Divorcing your spouse doesn’t necessarily mean that this person is going to be out of your life for good. If you have a child with this individual, Kentucky law will typically require you to work with this person to raise that young person to adulthood. The terms that govern your relationship with your child’s other parent will usually be codified through the creation of a written parenting plan.
What should be included in such a plan?
At a minimum, the plan should determine how parenting time with your child will be allocated. For instance, it could stipulate that you have your son or daughter during the week while your former spouse has the child on weekends. It could also stipulate that you have the child every weekend during the school year and for two weeks during summer breaks. In addition, this document should specify how decisions will be made that impact your son or daughter’s physical and mental health.
What happens if the terms of the plan need to be changed?

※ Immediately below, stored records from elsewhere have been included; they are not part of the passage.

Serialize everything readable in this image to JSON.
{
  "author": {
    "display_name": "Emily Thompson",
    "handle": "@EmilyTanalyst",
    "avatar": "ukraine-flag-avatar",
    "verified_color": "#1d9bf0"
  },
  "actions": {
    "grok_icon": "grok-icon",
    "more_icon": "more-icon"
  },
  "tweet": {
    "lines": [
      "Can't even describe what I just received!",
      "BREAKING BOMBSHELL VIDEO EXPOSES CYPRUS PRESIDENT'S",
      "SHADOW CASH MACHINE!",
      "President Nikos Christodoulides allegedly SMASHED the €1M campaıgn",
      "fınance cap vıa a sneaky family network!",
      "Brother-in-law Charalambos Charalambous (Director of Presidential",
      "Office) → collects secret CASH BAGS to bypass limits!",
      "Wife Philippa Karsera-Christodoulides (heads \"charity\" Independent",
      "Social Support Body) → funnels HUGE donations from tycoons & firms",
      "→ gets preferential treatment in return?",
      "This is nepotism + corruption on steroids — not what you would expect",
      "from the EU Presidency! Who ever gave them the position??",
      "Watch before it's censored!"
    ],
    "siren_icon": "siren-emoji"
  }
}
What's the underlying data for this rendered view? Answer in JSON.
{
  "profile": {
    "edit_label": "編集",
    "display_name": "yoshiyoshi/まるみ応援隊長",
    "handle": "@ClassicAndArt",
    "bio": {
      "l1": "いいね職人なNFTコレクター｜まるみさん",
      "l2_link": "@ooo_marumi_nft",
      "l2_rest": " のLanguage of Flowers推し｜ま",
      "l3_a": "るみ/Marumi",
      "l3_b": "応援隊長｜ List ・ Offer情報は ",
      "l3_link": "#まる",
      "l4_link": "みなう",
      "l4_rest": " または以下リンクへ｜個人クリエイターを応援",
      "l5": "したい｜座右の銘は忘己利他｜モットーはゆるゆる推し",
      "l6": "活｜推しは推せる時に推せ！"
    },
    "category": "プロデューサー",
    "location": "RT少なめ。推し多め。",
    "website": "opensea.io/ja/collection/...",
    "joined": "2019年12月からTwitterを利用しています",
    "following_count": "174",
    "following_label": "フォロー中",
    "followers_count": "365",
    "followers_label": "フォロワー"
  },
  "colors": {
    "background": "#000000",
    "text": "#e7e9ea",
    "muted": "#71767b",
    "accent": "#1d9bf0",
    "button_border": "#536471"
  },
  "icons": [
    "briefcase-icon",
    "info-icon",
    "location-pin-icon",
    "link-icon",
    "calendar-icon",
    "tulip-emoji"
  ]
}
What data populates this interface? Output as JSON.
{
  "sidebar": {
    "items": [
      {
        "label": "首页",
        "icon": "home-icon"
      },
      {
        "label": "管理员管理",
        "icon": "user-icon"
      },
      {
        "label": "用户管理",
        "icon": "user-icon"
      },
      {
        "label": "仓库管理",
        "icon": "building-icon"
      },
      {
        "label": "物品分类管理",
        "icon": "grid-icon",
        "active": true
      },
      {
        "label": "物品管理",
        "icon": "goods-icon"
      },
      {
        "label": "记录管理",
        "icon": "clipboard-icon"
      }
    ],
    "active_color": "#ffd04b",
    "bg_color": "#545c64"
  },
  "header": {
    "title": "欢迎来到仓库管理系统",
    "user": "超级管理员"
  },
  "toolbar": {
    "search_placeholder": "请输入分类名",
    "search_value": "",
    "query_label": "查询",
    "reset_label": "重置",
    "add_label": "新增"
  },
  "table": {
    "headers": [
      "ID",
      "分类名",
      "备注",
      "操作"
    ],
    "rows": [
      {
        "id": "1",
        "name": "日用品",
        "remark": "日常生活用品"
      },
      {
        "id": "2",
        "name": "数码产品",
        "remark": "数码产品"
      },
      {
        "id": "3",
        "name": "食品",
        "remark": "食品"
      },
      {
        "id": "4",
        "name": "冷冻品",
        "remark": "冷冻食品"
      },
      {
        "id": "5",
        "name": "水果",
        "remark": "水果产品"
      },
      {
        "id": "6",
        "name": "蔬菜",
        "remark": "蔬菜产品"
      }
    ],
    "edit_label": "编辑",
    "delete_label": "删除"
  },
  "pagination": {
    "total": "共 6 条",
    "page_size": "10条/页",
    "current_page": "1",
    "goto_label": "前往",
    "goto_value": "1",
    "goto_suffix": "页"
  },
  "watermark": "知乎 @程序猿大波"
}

As your child grows older, it’s likely that the terms of a parenting plan will need to be changed. For example, it may be necessary to account for the fact that your teen might have to work on a night that he or she is supposed to be with you. It may also be necessary to account for the fact that your child might express a preference to live with your former spouse on a full-time basis.
The parenting plan should spell out the protocols for making changes to the document as necessary. In some cases, it may be necessary to resolve any disputes that might arise in a family law court.
Generally speaking, you’ll play an important role in your child’s life after a divorce or separation. Therefore, it’s important to work with your child’s other parent to create a framework for raising your son or daughter in a healthy and effective manner.